- DVD cover
- Genre: Drama
- Based on: "Remembering Satan" by Lawrence Wright
- Written by: T. S. Cook
- Directed by: Dick Lowry
- Starring: William Devane; Bess Armstrong; John Shea; Lisa Dean Ryan; Dean Norris;
- Music by: Mark Snow
- Country of origin: United States
- Original language: English

Production
- Executive producer: Kenneth Kaufman
- Producer: Nancy Hardin
- Cinematography: Henry M. Lebo
- Editor: William B. Stich
- Running time: 100 minutes
- Production companies: Patchett Kaufman Entertainment; Nancy Hardin Productions; World International Network;

Original release
- Network: ABC
- Release: March 7, 1996

= Forgotten Sins =

Forgotten Sins is a 1996 American drama television film directed by Dick Lowry and written by T. S. Cook. It is based on Lawrence Wright's two-part article "Remembering Satan", about the real-life case of Paul Ingram, which appeared in the May 17 and May 24, 1993 issues of The New Yorker. It originally aired on ABC on March 7, 1996.

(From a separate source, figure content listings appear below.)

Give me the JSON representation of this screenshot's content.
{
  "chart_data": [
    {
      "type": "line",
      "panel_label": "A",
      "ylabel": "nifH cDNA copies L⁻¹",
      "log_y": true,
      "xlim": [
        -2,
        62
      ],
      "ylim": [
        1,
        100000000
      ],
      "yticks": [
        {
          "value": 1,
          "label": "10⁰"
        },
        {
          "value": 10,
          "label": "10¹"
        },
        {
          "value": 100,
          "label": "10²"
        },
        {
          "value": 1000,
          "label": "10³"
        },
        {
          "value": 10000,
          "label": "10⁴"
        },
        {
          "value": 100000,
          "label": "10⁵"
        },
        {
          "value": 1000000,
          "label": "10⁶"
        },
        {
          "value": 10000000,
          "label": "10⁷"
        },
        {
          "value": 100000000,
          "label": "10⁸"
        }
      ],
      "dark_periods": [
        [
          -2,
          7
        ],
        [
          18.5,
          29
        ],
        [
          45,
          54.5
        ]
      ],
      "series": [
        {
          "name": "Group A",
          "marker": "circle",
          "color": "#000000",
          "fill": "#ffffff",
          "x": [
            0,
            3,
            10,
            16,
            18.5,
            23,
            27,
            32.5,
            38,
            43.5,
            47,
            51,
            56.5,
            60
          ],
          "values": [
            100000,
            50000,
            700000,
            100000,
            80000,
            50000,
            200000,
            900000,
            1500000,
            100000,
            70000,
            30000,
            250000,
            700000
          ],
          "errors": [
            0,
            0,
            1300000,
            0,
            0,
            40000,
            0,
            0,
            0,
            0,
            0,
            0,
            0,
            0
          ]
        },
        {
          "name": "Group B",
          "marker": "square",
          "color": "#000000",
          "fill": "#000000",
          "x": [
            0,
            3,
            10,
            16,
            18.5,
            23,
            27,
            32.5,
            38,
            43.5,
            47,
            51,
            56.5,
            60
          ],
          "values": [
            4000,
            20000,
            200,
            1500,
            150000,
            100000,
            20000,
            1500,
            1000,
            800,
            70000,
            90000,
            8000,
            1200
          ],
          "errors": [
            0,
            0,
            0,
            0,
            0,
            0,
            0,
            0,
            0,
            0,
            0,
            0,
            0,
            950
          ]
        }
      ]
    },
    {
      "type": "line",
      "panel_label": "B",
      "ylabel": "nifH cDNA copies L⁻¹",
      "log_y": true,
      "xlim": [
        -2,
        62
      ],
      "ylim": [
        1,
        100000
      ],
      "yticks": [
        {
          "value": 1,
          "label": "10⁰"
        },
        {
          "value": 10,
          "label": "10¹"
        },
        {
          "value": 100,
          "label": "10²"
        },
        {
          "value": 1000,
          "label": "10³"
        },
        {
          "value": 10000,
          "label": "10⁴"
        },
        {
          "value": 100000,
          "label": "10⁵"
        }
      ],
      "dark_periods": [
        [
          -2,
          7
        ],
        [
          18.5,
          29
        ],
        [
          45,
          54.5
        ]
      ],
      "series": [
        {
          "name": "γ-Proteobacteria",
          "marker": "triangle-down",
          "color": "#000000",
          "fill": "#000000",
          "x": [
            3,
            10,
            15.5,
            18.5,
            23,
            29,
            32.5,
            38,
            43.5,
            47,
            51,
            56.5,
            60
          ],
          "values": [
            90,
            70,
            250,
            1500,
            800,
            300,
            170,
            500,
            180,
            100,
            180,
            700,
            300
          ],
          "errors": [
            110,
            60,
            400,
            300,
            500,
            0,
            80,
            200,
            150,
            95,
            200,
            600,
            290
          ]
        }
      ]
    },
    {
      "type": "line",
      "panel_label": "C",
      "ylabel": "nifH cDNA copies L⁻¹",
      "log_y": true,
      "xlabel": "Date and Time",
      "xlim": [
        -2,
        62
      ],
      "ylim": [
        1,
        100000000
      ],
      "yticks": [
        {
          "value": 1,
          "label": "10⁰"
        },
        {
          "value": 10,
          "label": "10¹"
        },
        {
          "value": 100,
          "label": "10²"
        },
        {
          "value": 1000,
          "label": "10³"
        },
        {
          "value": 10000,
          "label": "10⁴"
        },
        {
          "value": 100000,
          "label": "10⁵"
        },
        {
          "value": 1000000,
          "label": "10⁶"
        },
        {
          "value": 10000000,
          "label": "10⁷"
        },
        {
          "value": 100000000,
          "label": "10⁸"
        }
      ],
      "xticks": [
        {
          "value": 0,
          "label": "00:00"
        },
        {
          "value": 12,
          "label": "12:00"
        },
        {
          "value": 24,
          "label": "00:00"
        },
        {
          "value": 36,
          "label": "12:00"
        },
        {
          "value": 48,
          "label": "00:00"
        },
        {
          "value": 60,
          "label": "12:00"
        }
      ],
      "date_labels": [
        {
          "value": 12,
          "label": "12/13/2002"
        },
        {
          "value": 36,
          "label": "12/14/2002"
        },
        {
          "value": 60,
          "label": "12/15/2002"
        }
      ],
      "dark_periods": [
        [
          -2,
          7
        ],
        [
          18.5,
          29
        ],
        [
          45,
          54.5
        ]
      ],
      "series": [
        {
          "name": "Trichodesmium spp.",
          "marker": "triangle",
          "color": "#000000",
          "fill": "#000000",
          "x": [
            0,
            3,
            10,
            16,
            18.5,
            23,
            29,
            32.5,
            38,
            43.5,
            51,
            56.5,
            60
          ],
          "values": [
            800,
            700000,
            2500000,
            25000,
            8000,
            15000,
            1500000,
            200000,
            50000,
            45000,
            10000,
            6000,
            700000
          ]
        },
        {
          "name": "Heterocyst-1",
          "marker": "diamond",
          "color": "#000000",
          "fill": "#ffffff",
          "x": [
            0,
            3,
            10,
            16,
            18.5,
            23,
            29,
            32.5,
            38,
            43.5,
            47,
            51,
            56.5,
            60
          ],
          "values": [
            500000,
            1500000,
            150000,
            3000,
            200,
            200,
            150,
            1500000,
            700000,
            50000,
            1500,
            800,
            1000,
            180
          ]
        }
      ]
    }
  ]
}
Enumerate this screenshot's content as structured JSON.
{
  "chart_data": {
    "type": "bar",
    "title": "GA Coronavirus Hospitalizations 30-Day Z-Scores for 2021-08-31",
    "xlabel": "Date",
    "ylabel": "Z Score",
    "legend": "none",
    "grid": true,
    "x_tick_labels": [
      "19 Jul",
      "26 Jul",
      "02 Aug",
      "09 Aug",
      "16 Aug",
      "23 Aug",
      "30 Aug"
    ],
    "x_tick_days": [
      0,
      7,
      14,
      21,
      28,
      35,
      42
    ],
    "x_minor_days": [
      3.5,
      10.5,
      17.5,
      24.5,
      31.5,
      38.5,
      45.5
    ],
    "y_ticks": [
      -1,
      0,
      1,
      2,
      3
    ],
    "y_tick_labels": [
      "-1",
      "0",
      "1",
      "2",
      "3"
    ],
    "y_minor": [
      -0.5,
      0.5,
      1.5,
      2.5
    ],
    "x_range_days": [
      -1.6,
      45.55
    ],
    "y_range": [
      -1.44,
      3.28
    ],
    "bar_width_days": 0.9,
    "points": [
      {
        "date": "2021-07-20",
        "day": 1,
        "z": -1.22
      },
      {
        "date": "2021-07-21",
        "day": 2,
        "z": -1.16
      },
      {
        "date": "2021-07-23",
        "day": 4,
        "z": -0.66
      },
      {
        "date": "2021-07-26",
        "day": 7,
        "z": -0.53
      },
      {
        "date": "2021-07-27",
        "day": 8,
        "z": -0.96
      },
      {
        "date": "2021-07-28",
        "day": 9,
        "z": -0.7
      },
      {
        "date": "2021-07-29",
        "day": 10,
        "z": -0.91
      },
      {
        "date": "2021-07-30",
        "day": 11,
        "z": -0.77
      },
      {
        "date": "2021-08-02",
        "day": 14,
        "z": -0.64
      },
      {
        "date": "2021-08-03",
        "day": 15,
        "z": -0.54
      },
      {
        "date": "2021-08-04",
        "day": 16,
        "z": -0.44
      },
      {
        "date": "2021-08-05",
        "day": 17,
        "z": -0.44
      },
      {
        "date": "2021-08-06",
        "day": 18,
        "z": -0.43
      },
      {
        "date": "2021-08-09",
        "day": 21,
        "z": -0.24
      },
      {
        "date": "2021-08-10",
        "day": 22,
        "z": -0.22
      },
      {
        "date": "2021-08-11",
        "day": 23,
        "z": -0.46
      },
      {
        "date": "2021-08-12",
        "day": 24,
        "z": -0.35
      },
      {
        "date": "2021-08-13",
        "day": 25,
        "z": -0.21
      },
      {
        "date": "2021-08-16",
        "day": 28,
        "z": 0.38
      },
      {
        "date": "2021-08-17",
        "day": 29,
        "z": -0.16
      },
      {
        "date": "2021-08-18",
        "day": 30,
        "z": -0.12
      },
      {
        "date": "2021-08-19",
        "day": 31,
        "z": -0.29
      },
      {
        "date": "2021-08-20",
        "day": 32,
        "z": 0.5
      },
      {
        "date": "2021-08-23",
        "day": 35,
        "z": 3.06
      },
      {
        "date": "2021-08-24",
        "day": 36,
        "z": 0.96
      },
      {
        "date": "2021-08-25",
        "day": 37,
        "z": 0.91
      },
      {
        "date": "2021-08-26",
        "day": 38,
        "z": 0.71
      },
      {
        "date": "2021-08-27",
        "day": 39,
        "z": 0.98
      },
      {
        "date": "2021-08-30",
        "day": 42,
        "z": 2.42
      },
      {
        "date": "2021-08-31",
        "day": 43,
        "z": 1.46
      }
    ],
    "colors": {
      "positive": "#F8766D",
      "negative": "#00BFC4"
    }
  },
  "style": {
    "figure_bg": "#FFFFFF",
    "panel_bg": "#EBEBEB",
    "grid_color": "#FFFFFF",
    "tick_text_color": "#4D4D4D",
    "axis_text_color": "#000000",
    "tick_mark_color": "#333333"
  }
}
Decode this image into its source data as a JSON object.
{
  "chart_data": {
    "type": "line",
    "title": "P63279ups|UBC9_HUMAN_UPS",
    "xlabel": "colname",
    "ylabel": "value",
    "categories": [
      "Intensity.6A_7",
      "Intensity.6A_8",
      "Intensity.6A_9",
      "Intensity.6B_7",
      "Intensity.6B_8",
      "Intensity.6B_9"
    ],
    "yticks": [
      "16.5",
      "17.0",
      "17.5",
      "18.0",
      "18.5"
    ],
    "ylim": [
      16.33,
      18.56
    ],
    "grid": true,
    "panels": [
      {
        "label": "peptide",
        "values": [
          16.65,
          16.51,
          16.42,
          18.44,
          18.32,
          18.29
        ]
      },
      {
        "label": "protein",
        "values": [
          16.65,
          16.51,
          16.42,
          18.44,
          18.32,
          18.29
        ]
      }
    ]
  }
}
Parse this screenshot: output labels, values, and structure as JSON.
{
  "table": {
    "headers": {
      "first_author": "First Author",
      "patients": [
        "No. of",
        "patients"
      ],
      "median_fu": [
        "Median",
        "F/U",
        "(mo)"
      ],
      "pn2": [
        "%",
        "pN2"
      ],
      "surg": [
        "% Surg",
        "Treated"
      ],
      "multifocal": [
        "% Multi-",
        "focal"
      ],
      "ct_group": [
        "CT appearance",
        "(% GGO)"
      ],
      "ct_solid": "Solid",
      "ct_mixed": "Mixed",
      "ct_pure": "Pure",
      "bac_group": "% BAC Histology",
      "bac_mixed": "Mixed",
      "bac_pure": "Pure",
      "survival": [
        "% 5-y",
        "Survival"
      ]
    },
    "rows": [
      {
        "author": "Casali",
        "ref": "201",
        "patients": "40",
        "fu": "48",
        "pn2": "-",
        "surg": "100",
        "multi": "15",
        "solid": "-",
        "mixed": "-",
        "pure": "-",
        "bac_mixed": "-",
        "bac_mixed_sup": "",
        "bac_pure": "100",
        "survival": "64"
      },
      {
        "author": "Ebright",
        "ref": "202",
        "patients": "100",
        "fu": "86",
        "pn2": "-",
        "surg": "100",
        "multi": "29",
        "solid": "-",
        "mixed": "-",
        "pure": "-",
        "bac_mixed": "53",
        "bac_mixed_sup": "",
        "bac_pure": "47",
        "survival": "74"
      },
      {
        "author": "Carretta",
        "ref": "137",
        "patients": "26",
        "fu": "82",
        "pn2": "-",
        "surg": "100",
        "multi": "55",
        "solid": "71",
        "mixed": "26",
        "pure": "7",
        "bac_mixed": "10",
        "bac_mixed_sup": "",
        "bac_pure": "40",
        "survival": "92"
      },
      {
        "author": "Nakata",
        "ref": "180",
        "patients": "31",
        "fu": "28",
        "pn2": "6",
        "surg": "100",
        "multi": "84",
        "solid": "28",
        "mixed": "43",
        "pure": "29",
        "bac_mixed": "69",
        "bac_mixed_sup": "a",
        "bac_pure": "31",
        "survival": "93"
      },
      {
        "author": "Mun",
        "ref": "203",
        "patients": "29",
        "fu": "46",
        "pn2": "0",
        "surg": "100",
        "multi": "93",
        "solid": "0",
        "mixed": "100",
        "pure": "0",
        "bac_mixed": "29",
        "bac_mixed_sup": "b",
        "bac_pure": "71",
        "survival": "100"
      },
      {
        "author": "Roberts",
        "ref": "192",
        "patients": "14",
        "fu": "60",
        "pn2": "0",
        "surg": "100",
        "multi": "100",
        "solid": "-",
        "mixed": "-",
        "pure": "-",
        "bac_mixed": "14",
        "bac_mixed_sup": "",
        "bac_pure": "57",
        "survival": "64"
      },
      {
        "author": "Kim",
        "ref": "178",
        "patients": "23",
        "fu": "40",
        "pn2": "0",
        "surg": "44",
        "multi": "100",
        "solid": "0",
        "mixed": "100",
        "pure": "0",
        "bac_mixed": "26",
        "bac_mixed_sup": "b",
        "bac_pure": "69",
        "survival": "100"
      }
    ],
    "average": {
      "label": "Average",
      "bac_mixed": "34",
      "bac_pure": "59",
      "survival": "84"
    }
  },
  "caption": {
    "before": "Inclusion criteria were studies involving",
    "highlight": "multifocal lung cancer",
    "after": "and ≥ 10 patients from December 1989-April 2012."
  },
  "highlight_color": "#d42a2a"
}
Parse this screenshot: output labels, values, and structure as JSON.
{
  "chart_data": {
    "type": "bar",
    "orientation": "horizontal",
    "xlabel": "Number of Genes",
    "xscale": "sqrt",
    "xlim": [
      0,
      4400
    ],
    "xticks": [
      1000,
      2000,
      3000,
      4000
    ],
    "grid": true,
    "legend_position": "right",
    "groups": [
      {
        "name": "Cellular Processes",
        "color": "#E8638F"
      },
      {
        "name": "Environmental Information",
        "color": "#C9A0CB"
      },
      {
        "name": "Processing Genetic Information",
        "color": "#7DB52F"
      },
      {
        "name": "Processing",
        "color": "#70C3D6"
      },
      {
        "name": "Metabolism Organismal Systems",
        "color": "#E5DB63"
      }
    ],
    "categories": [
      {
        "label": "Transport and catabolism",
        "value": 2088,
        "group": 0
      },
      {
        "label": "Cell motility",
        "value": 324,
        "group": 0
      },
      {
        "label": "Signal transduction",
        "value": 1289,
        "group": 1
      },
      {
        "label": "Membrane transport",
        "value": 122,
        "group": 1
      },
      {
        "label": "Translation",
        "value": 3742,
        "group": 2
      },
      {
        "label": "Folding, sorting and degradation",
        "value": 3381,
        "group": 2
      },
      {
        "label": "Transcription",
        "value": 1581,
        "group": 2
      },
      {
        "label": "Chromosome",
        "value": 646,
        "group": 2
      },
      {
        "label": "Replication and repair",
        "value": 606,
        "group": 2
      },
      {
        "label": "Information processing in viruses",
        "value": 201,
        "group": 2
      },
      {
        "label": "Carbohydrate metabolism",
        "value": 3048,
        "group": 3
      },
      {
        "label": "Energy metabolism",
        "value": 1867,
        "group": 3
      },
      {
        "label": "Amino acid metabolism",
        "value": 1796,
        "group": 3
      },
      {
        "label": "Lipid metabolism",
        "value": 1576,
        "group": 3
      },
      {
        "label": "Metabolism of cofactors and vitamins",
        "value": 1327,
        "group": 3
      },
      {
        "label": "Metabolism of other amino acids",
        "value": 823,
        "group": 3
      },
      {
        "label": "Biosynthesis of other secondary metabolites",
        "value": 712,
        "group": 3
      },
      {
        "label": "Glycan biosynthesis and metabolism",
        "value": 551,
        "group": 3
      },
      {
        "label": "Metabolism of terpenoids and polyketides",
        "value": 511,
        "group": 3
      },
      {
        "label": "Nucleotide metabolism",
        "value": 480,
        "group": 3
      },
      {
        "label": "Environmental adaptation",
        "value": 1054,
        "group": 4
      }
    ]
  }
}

It stars William Devane as Richard Ofshe, "a role to which William Devane brings his customary bristling panache" wrote Dorothy Rabinowitz in The Wall Street Journal. John Shea also stars as Matthew Bradshaw, a fictional character based on Paul Ingram. Bess Armstrong portrays Roberta 'Bobbie' Bradshaw, a character based on Sandy Ingram. Doogie Howsers Lisa Dean Ryan co-stars.